Surprised by Nuanced Literalism

There's a book out in which the author, N.T. Wright, a notable Christian scholar and thinker, posits that the traditional Christian idea of Heaven is all wrong.  Heaven should not be imagined as the ultimate reward, an everlasting paradise in which one spends eternity with God. Rather, it's a temporary stop on the way to the actual physical resurrection of the body when Christ returns. 

Or something like that.  I haven't read the book, though I rather want to.  (If my ramblings here are based on a misunderstanding of what this author really says, I apologize.  But, even though I may not have time to get around to reading this for a while, it's on my mind right now.)

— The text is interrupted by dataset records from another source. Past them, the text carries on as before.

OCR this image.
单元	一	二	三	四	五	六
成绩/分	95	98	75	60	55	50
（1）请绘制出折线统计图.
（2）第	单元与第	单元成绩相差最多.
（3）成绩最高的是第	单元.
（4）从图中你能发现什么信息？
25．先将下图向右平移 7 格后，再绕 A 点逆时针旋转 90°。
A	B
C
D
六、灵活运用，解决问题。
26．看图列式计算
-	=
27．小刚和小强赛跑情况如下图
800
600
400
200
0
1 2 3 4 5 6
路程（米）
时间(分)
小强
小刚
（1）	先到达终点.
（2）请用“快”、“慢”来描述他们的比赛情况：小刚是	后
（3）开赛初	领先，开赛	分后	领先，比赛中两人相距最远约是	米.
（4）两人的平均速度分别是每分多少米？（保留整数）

What fascinates me is that this author--a very intelligent, educated man--appears to actually believe that this is literally true. 

it seems to me that the reason many such literalistic Christians are literalistic Christians is that they want to live inside a myth.  That is, they want it to be true, and not "myth" at all.  This author seems to be a grade well above the Left Behind crew, in terms of intelligence.  And yet he thinks everyone will someday be physically resurrected. 

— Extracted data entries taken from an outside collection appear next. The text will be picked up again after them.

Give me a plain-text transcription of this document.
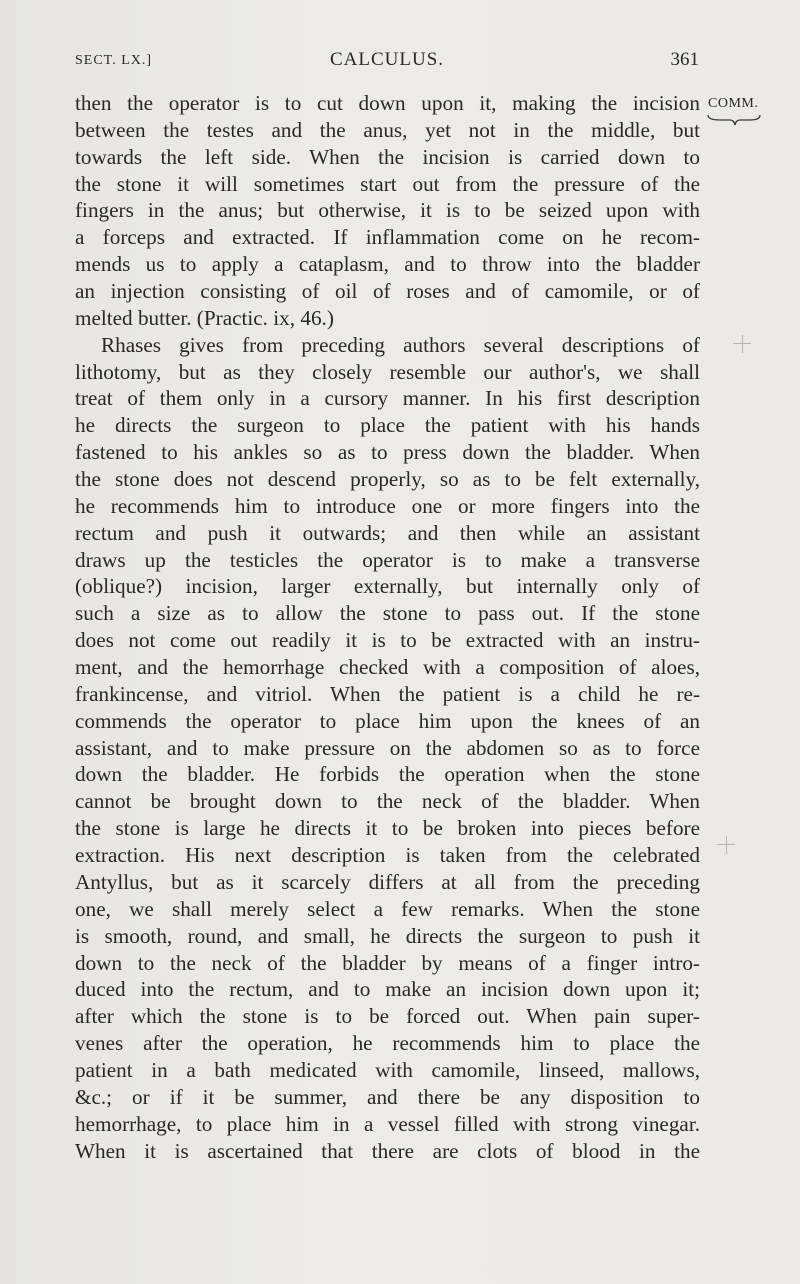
SECT. LX.]	CALCULUS.	361
COMM.
then the operator is to cut down upon it, making the incision
between the testes and the anus, yet not in the middle, but
towards the left side. When the incision is carried down to
the stone it will sometimes start out from the pressure of the
fingers in the anus; but otherwise, it is to be seized upon with
a forceps and extracted. If inflammation come on he recom-
mends us to apply a cataplasm, and to throw into the bladder
an injection consisting of oil of roses and of camomile, or of
melted butter. (Practic. ix, 46.)
Rhases gives from preceding authors several descriptions of
lithotomy, but as they closely resemble our author's, we shall
treat of them only in a cursory manner. In his first description
he directs the surgeon to place the patient with his hands
fastened to his ankles so as to press down the bladder. When
the stone does not descend properly, so as to be felt externally,
he recommends him to introduce one or more fingers into the
rectum and push it outwards; and then while an assistant
draws up the testicles the operator is to make a transverse
(oblique?) incision, larger externally, but internally only of
such a size as to allow the stone to pass out. If the stone
does not come out readily it is to be extracted with an instru-
ment, and the hemorrhage checked with a composition of aloes,
frankincense, and vitriol. When the patient is a child he re-
commends the operator to place him upon the knees of an
assistant, and to make pressure on the abdomen so as to force
down the bladder. He forbids the operation when the stone
cannot be brought down to the neck of the bladder. When
the stone is large he directs it to be broken into pieces before
extraction. His next description is taken from the celebrated
Antyllus, but as it scarcely differs at all from the preceding
one, we shall merely select a few remarks. When the stone
is smooth, round, and small, he directs the surgeon to push it
down to the neck of the bladder by means of a finger intro-
duced into the rectum, and to make an incision down upon it;
after which the stone is to be forced out. When pain super-
venes after the operation, he recommends him to place the
patient in a bath medicated with camomile, linseed, mallows,
&c.; or if it be summer, and there be any disposition to
hemorrhage, to place him in a vessel filled with strong vinegar.
When it is ascertained that there are clots of blood in the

I'm somewhat ambivalent as to how to respond to this.  On the one hand, I find myself a lot more sympathetic to this sort of culture than are most of my literary/academic peers.  I am convinced that spirituality and religion are essential parts of human life.  I mean, truly essential, as in we really cannot live without them.  On the other hand, it may be that such literalism, by projecting spiritual reality "out there" instead of realizing it within, is really not much better, spiritually, than the spiritually-denatured secular post-humanism that it supposedly opposes.

I mean, watch Joseph Campbell and the Power of Myth already, people.  Seriously.  If you didn't get it the first time, watch it again.

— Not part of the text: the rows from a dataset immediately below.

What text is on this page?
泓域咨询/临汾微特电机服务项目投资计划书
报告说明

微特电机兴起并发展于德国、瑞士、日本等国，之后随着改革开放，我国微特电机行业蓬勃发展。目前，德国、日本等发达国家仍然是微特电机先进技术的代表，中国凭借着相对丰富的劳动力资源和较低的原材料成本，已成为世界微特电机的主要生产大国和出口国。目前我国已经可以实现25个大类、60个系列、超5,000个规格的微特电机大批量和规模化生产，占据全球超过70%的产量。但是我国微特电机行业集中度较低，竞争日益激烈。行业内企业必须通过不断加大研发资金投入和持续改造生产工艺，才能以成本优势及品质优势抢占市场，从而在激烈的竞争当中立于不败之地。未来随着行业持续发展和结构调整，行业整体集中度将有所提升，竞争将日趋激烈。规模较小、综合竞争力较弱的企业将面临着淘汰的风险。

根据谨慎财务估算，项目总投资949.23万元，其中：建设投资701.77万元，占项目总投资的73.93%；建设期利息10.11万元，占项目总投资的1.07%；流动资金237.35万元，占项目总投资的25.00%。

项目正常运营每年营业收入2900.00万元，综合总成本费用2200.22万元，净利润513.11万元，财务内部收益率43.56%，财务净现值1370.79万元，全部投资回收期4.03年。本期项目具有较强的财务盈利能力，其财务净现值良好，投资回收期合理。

Still, I guess I finally come down more on the pro side than on the con.  Wright's is not the brutish, desperate literalism of mere fundamentalism.  I understand the appeal of living in a myth, even if I think it's ultimately spiritually dessicating to remain inside it.  "Hope" is all living inside a myth can offer, because one is forever hoping for the myth to be proven "true."  Better to see through it, so as to realize its wisdom right here and now.  Christianity remains a powerful symbol-system which can make possible powerful insights into one's own being and that of the universe, generally, if one takes a step outside of "belief." 

But it can be lonely and cold outside of a myth, especially if one loses contact with myth and archetype entirely, which is dangerously easy once one ceases to "believe."

Then one gets a job in a university English department and rambles about the signifier and the signified, or something, I suppose.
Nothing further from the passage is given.